A capacitor is an electronic device that stores electrical energy in an electric field. The effect of a capacitor is known as Capacitance. The capacitor passes alternating current instead of passing direct current. A capacitor consists of terminals that possess voltage values that can be either positive or negative.

Capacitors are of different types like;* electrolytic capacitor, mica capacitor*, paper capacitor, film capacitor, ceramic capacitor.

The capacitance of a capacitor is measured in unit farads(F).

**Theories Of Operation Of Capacitor **

A non-conductive region separates the two conductors of a capacitor. The non-conductive region can be anything, like a vacuum or an electrical insulator known as a dielectric.

According to Coulomb’s Law, a charge from one conductor exerts a force on the charge carrier of the other conductor, which attracts opposite polarity charges, and repels polarity charges. Therefore, an opposite polarity charge is held on the surface of another conductor. Now both the conductors hold equal and opposite charges, and thus an electric field is created.

A capacitance of one farad equals the one-coulomb charge on each conductor causes one volt of voltage across the device.

C = Q/V

In some situations, the created electric field and the charge build-up causes the capacitance to vary. So, they are known as the incremental changes in the capacitance-

C = dQ/dV

**Hydraulic Analogy**

Charge carriers, which flow through a wire are analogous to water flowing through a pipe. A capacitor is like a rubber membrane sealed in a pipe. However, water molecules don’t pass through the membrane, but a little amount of water can move by stretching it.

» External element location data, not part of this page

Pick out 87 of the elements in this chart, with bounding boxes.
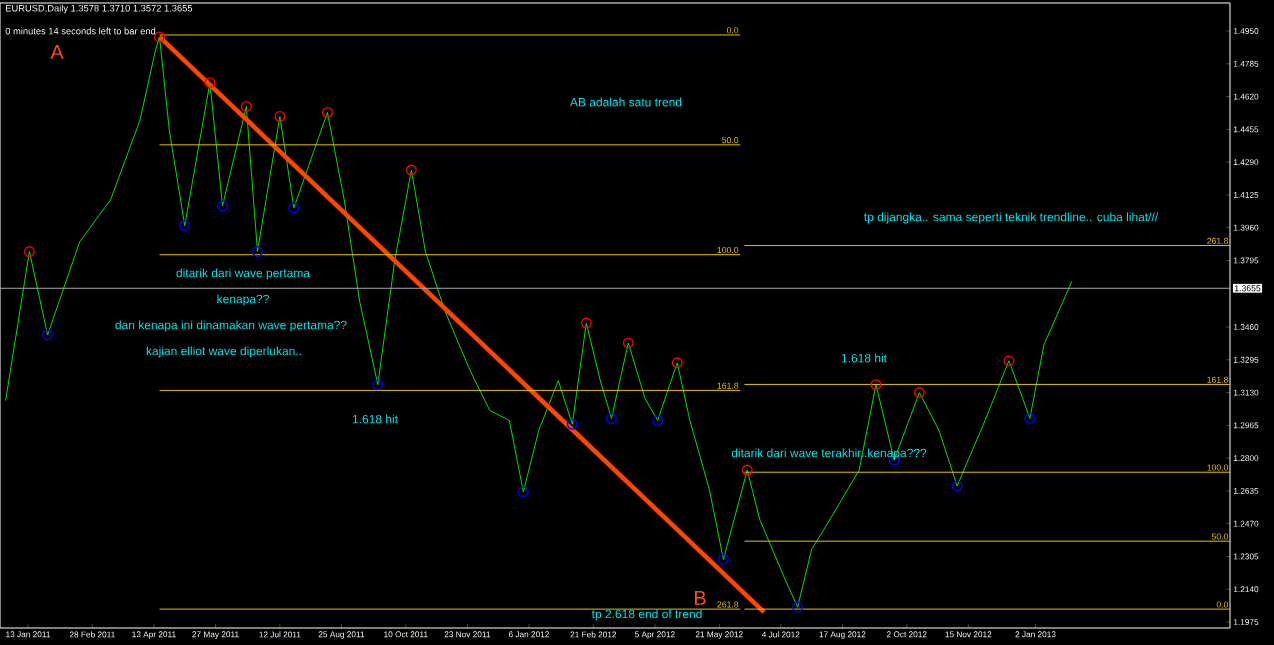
series-label: 261.8 [1207, 237, 1229, 244]
point [671, 357, 683, 369]
x-tick-label: 2 Oct 2012 [886, 631, 927, 638]
point [741, 464, 753, 476]
annotation: B [694, 591, 706, 605]
x-tick-label: 12 Jul 2011 [259, 631, 301, 638]
y-tick-label: 1.4950 [1234, 28, 1259, 34]
point [274, 110, 286, 122]
point [240, 101, 252, 112]
y-tick-label: 1.1975 [1234, 619, 1259, 625]
series-label: 100.0 [717, 246, 739, 254]
x-tick-label: 5 Apr 2012 [635, 631, 675, 639]
point [517, 486, 529, 498]
y-tick-label: 1.4125 [1234, 191, 1259, 198]
series-label: 50.0 [722, 137, 739, 144]
x-tick-label: 21 Feb 2012 [570, 631, 617, 638]
point [252, 246, 263, 257]
y-tick-label: 1.3460 [1234, 324, 1259, 330]
point [321, 106, 333, 118]
point [566, 418, 578, 430]
y-tick-label: 1.2635 [1234, 487, 1259, 494]
x-tick-label: 10 Oct 2011 [384, 631, 428, 638]
annotation: dan kenapa ini dinamakan wave pertama?? [115, 320, 347, 332]
point [1024, 412, 1036, 424]
x-tick-label: 2 Jan 2013 [1015, 631, 1056, 638]
point [717, 553, 729, 565]
annotation: AB adalah satu trend [569, 97, 682, 107]
point [42, 329, 54, 341]
annotation: 0 minutes 14 seconds left to bar end [5, 27, 156, 35]
point [154, 31, 165, 43]
point [580, 317, 592, 329]
point [405, 164, 417, 176]
y-tick-label: 1.4290 [1234, 159, 1259, 166]
y-tick-label: 1.4455 [1234, 126, 1259, 133]
point [23, 246, 35, 257]
annotation: kenapa?? [217, 294, 269, 306]
x-tick-label: 4 Jul 2012 [761, 631, 800, 638]
ref-line-label: 1.3655 [1234, 285, 1261, 292]
x-tick-label: 17 Aug 2012 [819, 631, 866, 639]
point [204, 77, 216, 89]
point [606, 412, 617, 424]
annotation: A [50, 45, 64, 59]
x-tick-label: 13 Apr 2011 [132, 631, 176, 639]
y-tick-label: 1.2800 [1234, 455, 1259, 462]
y-tick-label: 1.3295 [1234, 356, 1259, 363]
y-tick-label: 1.3795 [1234, 257, 1259, 264]
point [652, 414, 664, 426]
point [870, 379, 882, 391]
point [372, 379, 384, 391]
y-tick-label: 1.2965 [1234, 422, 1259, 429]
series-label: 0.0 [726, 27, 739, 34]
y-tick-label: 1.3960 [1234, 224, 1259, 231]
x-tick-label: 13 Jan 2011 [6, 631, 51, 638]
x-tick-label: 21 May 2012 [695, 631, 743, 639]
x-tick-label: 25 Aug 2011 [318, 631, 365, 639]
series-label: 50.0 [1211, 533, 1229, 540]
series-label: 0.0 [1216, 601, 1229, 608]
point [951, 480, 963, 492]
series-label: 161.8 [1207, 376, 1229, 383]
point [217, 200, 228, 212]
annotation: 1.618 hit [352, 414, 398, 424]
point [179, 220, 191, 232]
x-tick-label: 28 Feb 2011 [69, 631, 115, 638]
x-tick-label: 27 May 2011 [192, 631, 239, 639]
y-tick-label: 1.3130 [1234, 389, 1259, 396]
annotation: tp 2.618 end of trend [591, 609, 702, 621]
series-label: 261.8 [717, 601, 739, 608]
annotation: kajian elliot wave diperlukan.. [146, 346, 301, 358]
point [792, 601, 804, 613]
annotation: 1.618 hit [841, 353, 887, 363]
point [1003, 355, 1015, 367]
x-tick-label: 15 Nov 2012 [945, 631, 992, 638]
y-tick-label: 1.2305 [1234, 553, 1259, 560]
annotation: ditarik dari wave pertama [176, 268, 311, 280]
point [288, 202, 300, 214]
point [622, 337, 634, 349]
point [913, 387, 925, 399]
y-tick-label: 1.2470 [1234, 520, 1259, 527]
y-tick-label: 1.4785 [1234, 60, 1259, 67]
series-label: 161.8 [717, 382, 739, 389]
series-label: 100.0 [1207, 464, 1229, 471]
chart-title: EURUSD,Daily 1.3578 1.3710 1.3572 1.3655 [6, 4, 193, 14]
y-tick-label: 1.4620 [1234, 93, 1259, 100]
annotation: tp dijangka.. sama seperti teknik trendline.. cuba lihat/// [864, 212, 1159, 224]
x-tick-label: 23 Nov 2011 [444, 631, 491, 638]
x-tick-label: 6 Jan 2012 [508, 631, 549, 638]
y-tick-label: 1.2140 [1234, 586, 1259, 593]
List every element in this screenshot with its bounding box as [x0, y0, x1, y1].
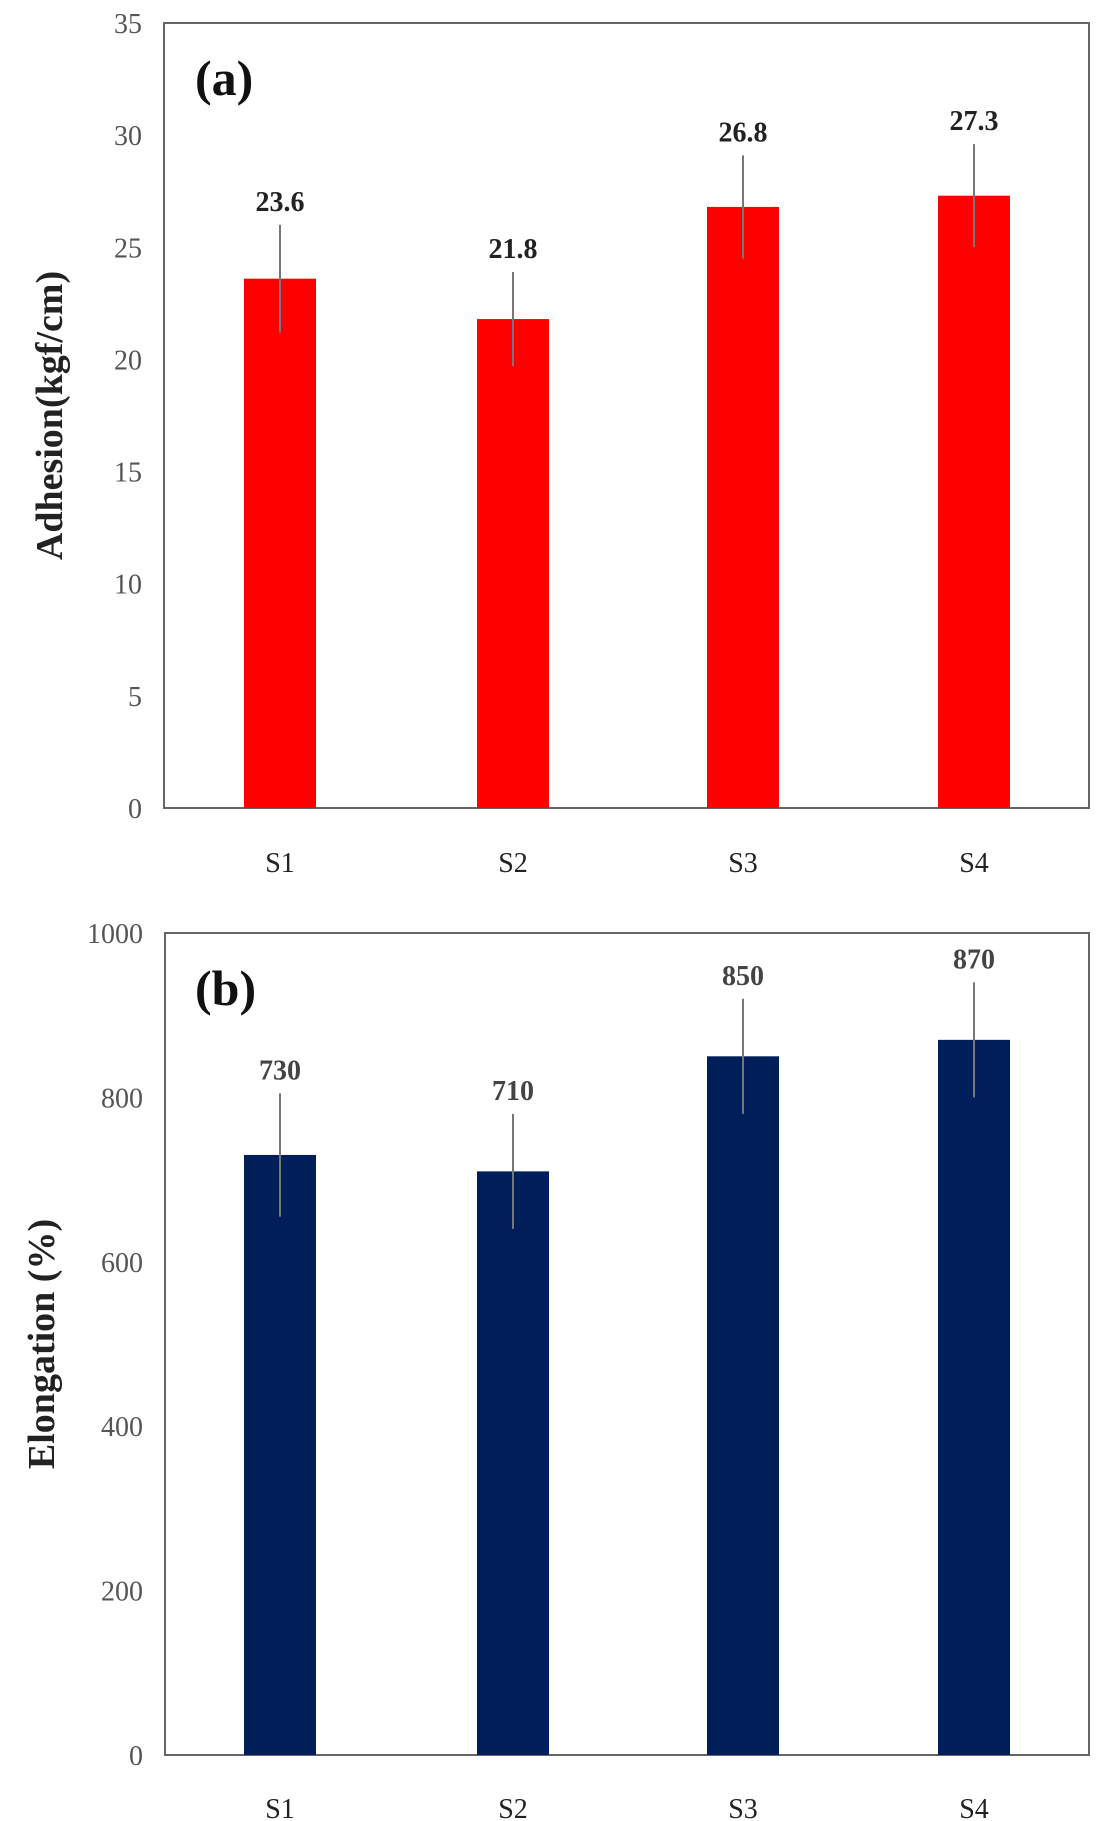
y-tick-label: 0 [129, 1741, 143, 1772]
bar-s4 [938, 195, 1010, 808]
y-axis-label: Adhesion(kgf/cm) [29, 271, 71, 560]
bar-s4 [938, 1039, 1010, 1755]
x-tick-label: S4 [959, 1794, 989, 1821]
data-label: 870 [953, 944, 995, 975]
panel-label: (b) [195, 960, 256, 1016]
panel-label: (a) [195, 50, 253, 106]
chart-panel-b: 0 200 400 600 800 1000 Elongation (%) (b) 730 S1 7… [21, 919, 1090, 1821]
x-tick-label: S1 [265, 848, 295, 879]
x-tick-label: S4 [959, 848, 989, 879]
data-label: 21.8 [489, 234, 538, 265]
y-tick-label: 15 [114, 458, 142, 489]
y-tick-label: 200 [101, 1577, 143, 1608]
y-tick-label: 5 [128, 682, 142, 713]
y-tick-label: 400 [101, 1412, 143, 1443]
bar-s2 [477, 319, 549, 808]
x-tick-label: S2 [498, 848, 528, 879]
y-tick-label: 10 [114, 570, 142, 601]
y-tick-label: 1000 [87, 919, 143, 950]
plot-frame [163, 22, 1090, 809]
data-label: 710 [492, 1076, 534, 1107]
y-axis-label: Elongation (%) [21, 1219, 63, 1469]
bar-s3 [707, 1056, 779, 1755]
bar-s1 [244, 1154, 316, 1755]
bar-s1 [244, 278, 316, 809]
y-tick-label: 800 [101, 1083, 143, 1114]
data-label: 27.3 [950, 106, 999, 137]
x-tick-label: S2 [498, 1794, 528, 1821]
data-label: 850 [722, 961, 764, 992]
y-tick-label: 600 [101, 1248, 143, 1279]
data-label: 730 [259, 1055, 301, 1086]
x-tick-label: S3 [728, 1794, 758, 1821]
plot-frame [164, 932, 1090, 1756]
data-label: 23.6 [256, 187, 305, 218]
bar-s3 [707, 206, 779, 808]
y-tick-label: 25 [114, 233, 142, 264]
y-tick-label: 30 [114, 121, 142, 152]
x-tick-label: S1 [265, 1794, 295, 1821]
data-label: 26.8 [719, 117, 768, 148]
y-tick-label: 35 [114, 9, 142, 40]
y-tick-label: 20 [114, 345, 142, 376]
y-tick-label: 0 [128, 794, 142, 825]
bar-s2 [477, 1171, 549, 1755]
x-tick-label: S3 [728, 848, 758, 879]
chart-panel-a: 0 5 10 15 20 25 30 35 Adhesion(kgf/cm) (a) 23.6 S1 2… [29, 9, 1090, 879]
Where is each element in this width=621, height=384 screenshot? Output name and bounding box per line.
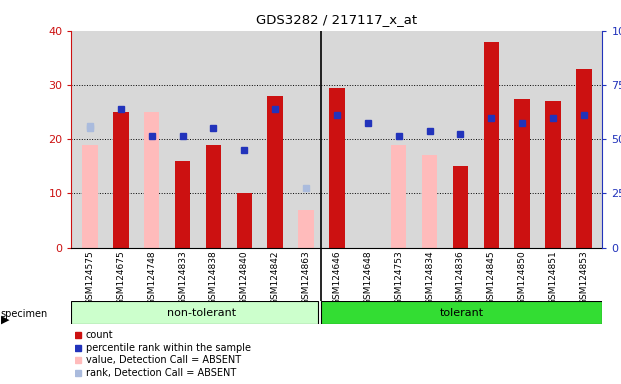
Bar [113, 112, 129, 248]
Text: GDS3282 / 217117_x_at: GDS3282 / 217117_x_at [256, 13, 417, 26]
Text: specimen: specimen [1, 309, 48, 319]
Text: GSM124863: GSM124863 [302, 250, 310, 305]
Text: non-tolerant: non-tolerant [166, 308, 235, 318]
Bar [237, 194, 252, 248]
Bar [322, 301, 602, 324]
Bar [144, 112, 160, 248]
Text: rank, Detection Call = ABSENT: rank, Detection Call = ABSENT [86, 368, 236, 378]
Bar [268, 96, 283, 248]
Text: value, Detection Call = ABSENT: value, Detection Call = ABSENT [86, 355, 241, 365]
Bar [545, 101, 561, 248]
Text: GSM124748: GSM124748 [147, 250, 156, 305]
Text: GSM124833: GSM124833 [178, 250, 187, 305]
Bar [514, 99, 530, 248]
Text: count: count [86, 330, 113, 340]
Bar [576, 69, 592, 248]
Bar [422, 156, 437, 248]
Bar [391, 145, 406, 248]
Text: GSM124675: GSM124675 [116, 250, 125, 305]
Bar [329, 88, 345, 248]
Text: percentile rank within the sample: percentile rank within the sample [86, 343, 251, 353]
Bar [206, 145, 221, 248]
Bar [298, 210, 314, 248]
Bar [453, 166, 468, 248]
Bar [391, 156, 406, 248]
Text: GSM124648: GSM124648 [363, 250, 372, 305]
Text: GSM124575: GSM124575 [86, 250, 94, 305]
Text: GSM124853: GSM124853 [579, 250, 588, 305]
Bar [71, 301, 319, 324]
Bar [484, 41, 499, 248]
Text: GSM124838: GSM124838 [209, 250, 218, 305]
Text: GSM124834: GSM124834 [425, 250, 434, 305]
Text: GSM124845: GSM124845 [487, 250, 496, 305]
Text: GSM124851: GSM124851 [548, 250, 558, 305]
Text: GSM124646: GSM124646 [332, 250, 342, 305]
Text: GSM124842: GSM124842 [271, 250, 279, 305]
Text: ▶: ▶ [1, 314, 9, 324]
Text: GSM124850: GSM124850 [518, 250, 527, 305]
Bar [82, 145, 97, 248]
Text: tolerant: tolerant [440, 308, 484, 318]
Text: GSM124840: GSM124840 [240, 250, 249, 305]
Text: GSM124836: GSM124836 [456, 250, 465, 305]
Text: GSM124753: GSM124753 [394, 250, 403, 305]
Bar [175, 161, 190, 248]
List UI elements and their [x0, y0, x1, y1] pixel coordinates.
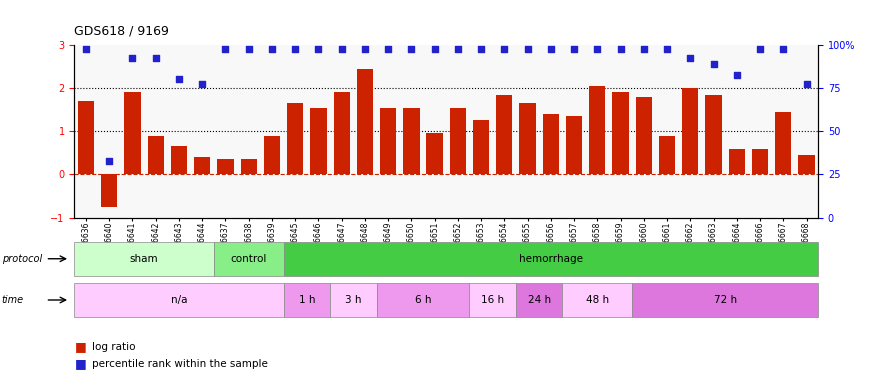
Point [753, 46, 767, 53]
Text: ■: ■ [74, 340, 86, 353]
Bar [403, 108, 419, 174]
Text: n/a: n/a [171, 295, 187, 305]
Point [730, 72, 744, 78]
Bar [542, 114, 559, 174]
Bar [775, 112, 791, 174]
Bar [752, 148, 768, 174]
Point [79, 46, 93, 53]
Text: 16 h: 16 h [481, 295, 504, 305]
Text: 3 h: 3 h [345, 295, 361, 305]
Point [125, 55, 139, 61]
Text: 6 h: 6 h [415, 295, 431, 305]
Text: percentile rank within the sample: percentile rank within the sample [92, 359, 268, 369]
Point [172, 76, 186, 82]
Bar [496, 94, 513, 174]
Bar [635, 97, 652, 174]
Bar [473, 120, 489, 174]
Bar [333, 93, 350, 174]
Bar [78, 101, 94, 174]
Text: hemorrhage: hemorrhage [519, 254, 583, 264]
Bar [705, 94, 722, 174]
Bar [194, 157, 210, 174]
Point [521, 46, 535, 53]
Text: 24 h: 24 h [528, 295, 550, 305]
Bar [682, 88, 698, 174]
Bar [380, 108, 396, 174]
Point [334, 46, 348, 53]
Point [800, 81, 814, 87]
Bar [450, 108, 466, 174]
Point [242, 46, 256, 53]
Point [706, 62, 720, 68]
Point [265, 46, 279, 53]
Text: 1 h: 1 h [298, 295, 315, 305]
Bar [798, 155, 815, 174]
Bar [148, 136, 164, 174]
Point [497, 46, 511, 53]
Bar [171, 146, 187, 174]
Bar [589, 86, 605, 174]
Point [404, 46, 418, 53]
Point [312, 46, 326, 53]
Point [451, 46, 465, 53]
Bar [357, 69, 373, 174]
Point [195, 81, 209, 87]
Text: protocol: protocol [2, 254, 42, 264]
Text: sham: sham [130, 254, 158, 264]
Point [660, 46, 674, 53]
Bar [729, 148, 745, 174]
Bar [426, 134, 443, 174]
Text: GDS618 / 9169: GDS618 / 9169 [74, 24, 169, 38]
Point [776, 46, 790, 53]
Text: 48 h: 48 h [585, 295, 609, 305]
Point [149, 55, 163, 61]
Bar [612, 93, 629, 174]
Point [219, 46, 233, 53]
Point [544, 46, 558, 53]
Bar [659, 136, 676, 174]
Point [474, 46, 488, 53]
Point [358, 46, 372, 53]
Point [428, 46, 442, 53]
Point [591, 46, 605, 53]
Point [382, 46, 396, 53]
Bar [263, 136, 280, 174]
Bar [124, 93, 141, 174]
Text: 72 h: 72 h [714, 295, 737, 305]
Point [288, 46, 302, 53]
Bar [241, 159, 257, 174]
Bar [520, 103, 536, 174]
Bar [287, 103, 304, 174]
Bar [566, 116, 582, 174]
Text: log ratio: log ratio [92, 342, 136, 352]
Point [683, 55, 697, 61]
Point [613, 46, 627, 53]
Bar [311, 108, 326, 174]
Bar [102, 174, 117, 207]
Point [102, 158, 116, 164]
Text: control: control [230, 254, 267, 264]
Point [567, 46, 581, 53]
Bar [217, 159, 234, 174]
Point [637, 46, 651, 53]
Text: ■: ■ [74, 357, 86, 370]
Text: time: time [2, 295, 24, 305]
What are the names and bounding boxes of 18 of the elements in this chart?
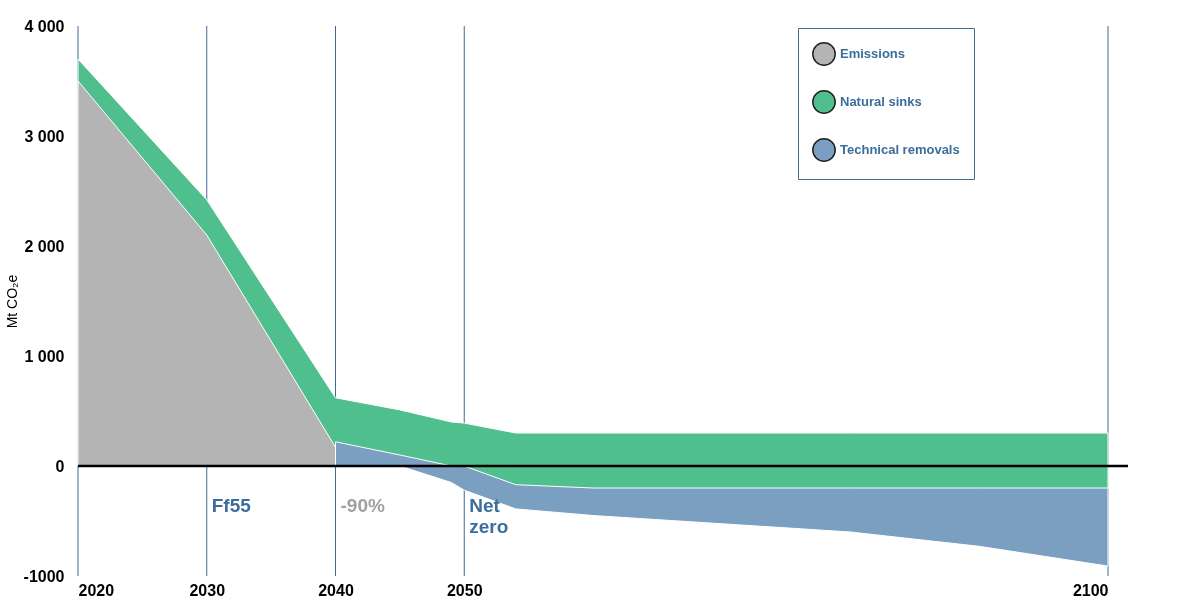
annotation: Ff55 <box>211 495 252 516</box>
x-tick-label: 2040 <box>318 581 354 599</box>
x-tick-label: 2020 <box>78 581 115 599</box>
x-tick-label: 2030 <box>189 581 226 599</box>
x-tick-label: 2050 <box>446 581 483 599</box>
legend-label: Technical removals <box>840 142 960 157</box>
y-axis-title: Mt CO₂e <box>3 274 20 329</box>
y-tick-label: 0 <box>55 457 65 475</box>
legend-label: Emissions <box>840 46 906 61</box>
y-tick-label: 3 000 <box>24 127 65 145</box>
y-tick-label: 2 000 <box>24 237 65 255</box>
y-tick-label: -1000 <box>23 567 65 585</box>
annotation: Net zero <box>469 495 509 537</box>
annotation: -90% <box>340 495 385 516</box>
y-tick-label: 4 000 <box>24 17 65 35</box>
legend-label: Natural sinks <box>840 94 922 109</box>
x-tick-label: 2100 <box>1072 581 1109 599</box>
y-tick-label: 1 000 <box>24 347 65 365</box>
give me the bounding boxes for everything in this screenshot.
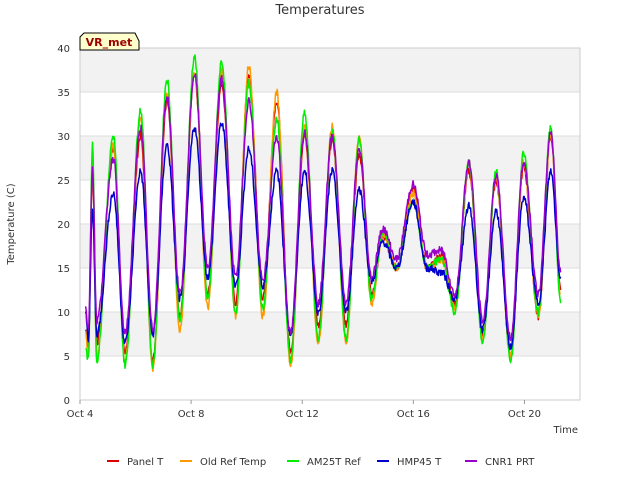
plot-band: [80, 48, 580, 92]
y-tick-label: 30: [57, 132, 70, 143]
legend-label-cnr1-prt: CNR1 PRT: [485, 457, 535, 468]
y-tick-label: 10: [57, 308, 70, 319]
series-line-cnr1-prt: [84, 73, 562, 342]
x-tick-label: Oct 20: [508, 409, 541, 420]
legend-label-panel-t: Panel T: [127, 457, 164, 468]
y-tick-label: 0: [64, 396, 70, 407]
x-axis-label: Time: [553, 425, 578, 436]
plot-band: [80, 180, 580, 224]
y-tick-label: 15: [57, 264, 70, 275]
x-tick-label: Oct 16: [397, 409, 430, 420]
series-line-hmp45-t: [84, 122, 562, 351]
y-axis-ticks: 0 5 10 15 20 25 30 35 40: [57, 44, 70, 407]
plot-band: [80, 268, 580, 312]
y-tick-label: 5: [64, 352, 70, 363]
badge-label: VR_met: [86, 36, 133, 49]
y-tick-label: 40: [57, 44, 70, 55]
legend-label-old-ref-temp: Old Ref Temp: [200, 457, 266, 468]
plot-band: [80, 224, 580, 268]
x-axis-ticks: Oct 4 Oct 8 Oct 12 Oct 16 Oct 20: [67, 400, 541, 420]
y-tick-label: 25: [57, 176, 70, 187]
y-tick-label: 20: [57, 220, 70, 231]
legend: Panel T Old Ref Temp AM25T Ref HMP45 T CNR1 …: [107, 457, 535, 468]
chart-title: Temperatures: [274, 3, 364, 18]
y-axis-label: Temperature (C): [6, 183, 17, 265]
x-tick-label: Oct 12: [286, 409, 319, 420]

**Circuit at short time and long time limit.**

In long time limits, after discharging current saturates the circuit, no amount of current can come on either side of the capacitor.

In short time limits, the capacitor starts with a certain voltage, and when voltage drops, it can be replaced with an ideal voltage source.

**Parallel Plate Capacitor**

A parallel plate capacitor can only store a limited amount of energy before dielectric breakdown. The strength of the dielectric material sets the capacitor’s breakdown voltage. The maximum energy is a function of dielectric strength, dielectric volume, and permittivity.

**Interleaved Capacitor**

The interleaved plates are the parallel plates, which are connected. Every pair of adjacent plates acts as a separate capacitor. The number of pairs is one less than the number of plates.

**Increasing Charge**

To increase capacitors charge and voltage, an external power source is required to do the work to move the charge from negative to positive against the opposing force.

**Current-Voltage Relation**

The current is defined as the rate of flow of charge, which passes through it, but the actual charge is the electron that cannot pass through the dielectric layer. One electron is accumulated on the negative plate, for that electron, which leaves the positive plate, thus resulting in an electronic depletion.

**Laplace Circuit Analysis**

According to the Laplace Circuit Analysis, the impedance of an ideal capacitor with no initial charge is represented as,

Z(s) = 1/sC

Here, C is capacitance, and s is complex frequency.